La pneumopathie chronique à éosinophiles est un trouble rare d'étiologie variée, caractérisé par une accumulation chronique anormale d'éosinophiles dans le poumon. Une détresse respiratoire caractérisée par des sifflements et une dyspnée est présente; l'hypoxémie et l'insuffisance respiratoire sont rares. Le diagnostic est basé sur la démonstration d'une éosinophilie > 40% dans le sang périphérique et, surtout, d'une éosinophilie du liquide bronchoalvéolaire, ainsi que sur les résultats caractéristiques à l'imagerie thoracique (radiographie et tomodensitométrie haute résolution).
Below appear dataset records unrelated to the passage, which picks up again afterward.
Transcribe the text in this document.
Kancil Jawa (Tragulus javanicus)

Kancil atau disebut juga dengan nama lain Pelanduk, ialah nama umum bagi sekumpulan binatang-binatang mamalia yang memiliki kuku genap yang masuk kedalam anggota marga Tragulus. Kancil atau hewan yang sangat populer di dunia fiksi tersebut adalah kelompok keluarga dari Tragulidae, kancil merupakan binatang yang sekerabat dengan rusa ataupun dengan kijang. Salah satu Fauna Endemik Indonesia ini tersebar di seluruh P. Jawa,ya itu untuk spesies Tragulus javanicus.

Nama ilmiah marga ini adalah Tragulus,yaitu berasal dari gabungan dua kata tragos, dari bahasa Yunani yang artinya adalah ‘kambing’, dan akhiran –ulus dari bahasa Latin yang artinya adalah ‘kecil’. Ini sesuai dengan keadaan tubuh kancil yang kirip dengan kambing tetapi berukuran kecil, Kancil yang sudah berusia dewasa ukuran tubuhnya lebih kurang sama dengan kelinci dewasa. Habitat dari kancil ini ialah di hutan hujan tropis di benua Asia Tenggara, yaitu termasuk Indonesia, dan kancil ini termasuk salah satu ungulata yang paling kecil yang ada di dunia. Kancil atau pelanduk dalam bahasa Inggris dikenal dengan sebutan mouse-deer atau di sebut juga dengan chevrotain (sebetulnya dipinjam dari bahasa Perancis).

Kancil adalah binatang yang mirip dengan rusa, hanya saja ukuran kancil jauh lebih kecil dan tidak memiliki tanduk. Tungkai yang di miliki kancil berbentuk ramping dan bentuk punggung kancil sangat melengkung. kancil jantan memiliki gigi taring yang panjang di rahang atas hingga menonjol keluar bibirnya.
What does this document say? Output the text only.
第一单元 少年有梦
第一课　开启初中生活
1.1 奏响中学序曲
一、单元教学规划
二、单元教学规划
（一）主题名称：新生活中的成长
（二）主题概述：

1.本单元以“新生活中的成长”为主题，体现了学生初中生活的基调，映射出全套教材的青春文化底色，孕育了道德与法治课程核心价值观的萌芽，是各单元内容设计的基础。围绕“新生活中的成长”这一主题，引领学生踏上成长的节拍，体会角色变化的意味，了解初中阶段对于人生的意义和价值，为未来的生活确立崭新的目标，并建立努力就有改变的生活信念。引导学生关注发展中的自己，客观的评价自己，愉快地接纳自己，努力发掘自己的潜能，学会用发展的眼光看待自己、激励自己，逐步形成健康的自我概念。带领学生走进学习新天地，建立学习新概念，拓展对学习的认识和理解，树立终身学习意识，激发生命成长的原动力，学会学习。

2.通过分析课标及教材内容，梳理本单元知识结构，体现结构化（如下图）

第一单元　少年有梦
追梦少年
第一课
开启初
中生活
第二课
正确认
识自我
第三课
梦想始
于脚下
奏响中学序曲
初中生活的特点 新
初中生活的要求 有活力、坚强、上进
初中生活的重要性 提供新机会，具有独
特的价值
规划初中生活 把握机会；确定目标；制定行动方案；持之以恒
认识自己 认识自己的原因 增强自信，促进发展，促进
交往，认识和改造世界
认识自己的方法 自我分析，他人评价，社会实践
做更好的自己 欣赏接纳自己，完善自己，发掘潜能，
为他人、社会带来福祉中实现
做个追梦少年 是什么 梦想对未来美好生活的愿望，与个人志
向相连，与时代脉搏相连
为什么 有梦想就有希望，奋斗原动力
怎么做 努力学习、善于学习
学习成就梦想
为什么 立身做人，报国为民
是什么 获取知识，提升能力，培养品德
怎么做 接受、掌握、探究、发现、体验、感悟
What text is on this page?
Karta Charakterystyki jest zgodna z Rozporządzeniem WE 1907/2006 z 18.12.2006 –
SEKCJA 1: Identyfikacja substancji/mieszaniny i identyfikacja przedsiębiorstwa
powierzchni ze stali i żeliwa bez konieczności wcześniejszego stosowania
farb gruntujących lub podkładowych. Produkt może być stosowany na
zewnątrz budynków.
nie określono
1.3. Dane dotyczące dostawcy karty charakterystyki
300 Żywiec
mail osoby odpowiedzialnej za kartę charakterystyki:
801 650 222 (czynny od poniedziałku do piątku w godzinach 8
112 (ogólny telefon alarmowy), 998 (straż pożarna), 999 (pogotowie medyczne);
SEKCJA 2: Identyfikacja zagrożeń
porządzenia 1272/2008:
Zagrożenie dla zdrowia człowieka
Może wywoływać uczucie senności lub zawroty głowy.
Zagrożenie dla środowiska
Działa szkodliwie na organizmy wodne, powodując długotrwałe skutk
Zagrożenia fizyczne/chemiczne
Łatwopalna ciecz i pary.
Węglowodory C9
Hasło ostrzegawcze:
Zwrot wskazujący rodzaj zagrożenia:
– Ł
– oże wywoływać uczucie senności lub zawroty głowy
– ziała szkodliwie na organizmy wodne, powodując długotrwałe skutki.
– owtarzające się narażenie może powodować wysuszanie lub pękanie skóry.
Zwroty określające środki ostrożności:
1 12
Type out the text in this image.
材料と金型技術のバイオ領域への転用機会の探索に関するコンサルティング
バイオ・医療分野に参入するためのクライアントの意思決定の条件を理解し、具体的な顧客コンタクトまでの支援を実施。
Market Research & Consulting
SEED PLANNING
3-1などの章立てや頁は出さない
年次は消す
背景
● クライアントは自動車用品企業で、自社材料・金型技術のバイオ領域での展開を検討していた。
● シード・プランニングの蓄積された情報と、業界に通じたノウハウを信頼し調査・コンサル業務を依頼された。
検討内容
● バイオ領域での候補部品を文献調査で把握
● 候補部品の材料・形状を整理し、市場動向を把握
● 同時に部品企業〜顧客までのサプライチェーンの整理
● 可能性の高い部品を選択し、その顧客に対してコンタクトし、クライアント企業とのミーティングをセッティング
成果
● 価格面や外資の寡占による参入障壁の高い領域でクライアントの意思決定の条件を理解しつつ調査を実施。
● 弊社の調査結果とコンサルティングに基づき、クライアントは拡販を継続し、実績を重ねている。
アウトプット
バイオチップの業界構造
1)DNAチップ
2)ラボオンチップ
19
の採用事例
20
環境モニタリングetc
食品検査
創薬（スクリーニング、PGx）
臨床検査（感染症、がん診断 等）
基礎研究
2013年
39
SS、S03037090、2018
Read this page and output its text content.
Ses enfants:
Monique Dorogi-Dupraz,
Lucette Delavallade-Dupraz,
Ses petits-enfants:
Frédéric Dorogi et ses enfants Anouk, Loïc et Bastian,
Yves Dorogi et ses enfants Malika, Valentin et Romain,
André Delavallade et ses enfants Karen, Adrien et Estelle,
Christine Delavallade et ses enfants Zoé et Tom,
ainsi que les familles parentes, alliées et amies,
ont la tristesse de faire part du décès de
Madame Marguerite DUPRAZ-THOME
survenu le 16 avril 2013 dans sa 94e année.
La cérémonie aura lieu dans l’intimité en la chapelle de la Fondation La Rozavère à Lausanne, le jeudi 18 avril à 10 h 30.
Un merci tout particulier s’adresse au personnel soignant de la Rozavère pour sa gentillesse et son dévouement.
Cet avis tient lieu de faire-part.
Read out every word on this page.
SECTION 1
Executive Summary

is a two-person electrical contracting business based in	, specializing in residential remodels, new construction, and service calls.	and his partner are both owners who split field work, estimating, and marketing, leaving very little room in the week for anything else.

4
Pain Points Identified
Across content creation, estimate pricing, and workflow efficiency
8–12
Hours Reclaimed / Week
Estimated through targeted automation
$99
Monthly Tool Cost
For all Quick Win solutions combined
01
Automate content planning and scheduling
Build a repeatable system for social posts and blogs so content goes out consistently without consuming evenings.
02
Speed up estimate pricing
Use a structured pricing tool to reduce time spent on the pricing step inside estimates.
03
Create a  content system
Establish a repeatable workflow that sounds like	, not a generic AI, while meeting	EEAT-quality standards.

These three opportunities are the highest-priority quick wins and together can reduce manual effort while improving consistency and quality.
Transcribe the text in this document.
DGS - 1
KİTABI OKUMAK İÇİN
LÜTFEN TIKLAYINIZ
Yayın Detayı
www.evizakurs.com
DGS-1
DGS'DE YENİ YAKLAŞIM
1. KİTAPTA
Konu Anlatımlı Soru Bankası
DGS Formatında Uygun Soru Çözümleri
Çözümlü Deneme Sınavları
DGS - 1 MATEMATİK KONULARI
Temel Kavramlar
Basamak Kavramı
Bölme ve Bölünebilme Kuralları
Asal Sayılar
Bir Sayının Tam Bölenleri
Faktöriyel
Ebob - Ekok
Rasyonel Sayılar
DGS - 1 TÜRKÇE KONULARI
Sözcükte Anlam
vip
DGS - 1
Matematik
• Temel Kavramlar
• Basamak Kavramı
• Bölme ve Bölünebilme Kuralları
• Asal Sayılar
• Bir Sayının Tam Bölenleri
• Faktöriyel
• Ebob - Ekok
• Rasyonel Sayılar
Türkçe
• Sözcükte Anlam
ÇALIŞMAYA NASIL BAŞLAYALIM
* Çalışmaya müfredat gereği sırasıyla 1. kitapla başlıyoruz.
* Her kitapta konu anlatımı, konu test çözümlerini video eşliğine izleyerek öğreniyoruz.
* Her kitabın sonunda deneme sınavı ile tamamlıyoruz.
Le traitement comprend des corticostéroïdes oraux et inhalés (glucocorticoïdes). Le pronostic est excellent.
La pneumonie éosinophile chronique est une affection rare pour laquelle des données épidémiologiques limitées sont disponibles. Une petite étude rétrospective en Islande a rapporté une prévalence de 0,2 à 0,5/100 000 par an entre 1990 et 2004 (1). La pneumopathie chronique à éosinophiles n'est pas véritablement chronique; il s'agit plutôt d'une maladie aiguë ou subaiguë qui est caractérisée par la récurrence (ainsi, un meilleur nom pourrait être pneumopathie récurrente à éosinophiles). Son étiologie est suspectée d'être une diathèse allergique. Il y a une prédominance féminine, et contrairement à la pneumonie éosinophile aiguë, la plupart des patients ne fument pas.
Référence générale
1. Sveinsson OA, Isaksson HJ, Gudmundsson G. Langvinn eósínófíl lungnabólga á Islandi Faraldsfraedi, klínísk einkenni og yfirlit [Chronic eosinophilic pneumonia in Iceland: clinical features, epidemiology and review]. Laeknabladid 2007;93(2):111-116.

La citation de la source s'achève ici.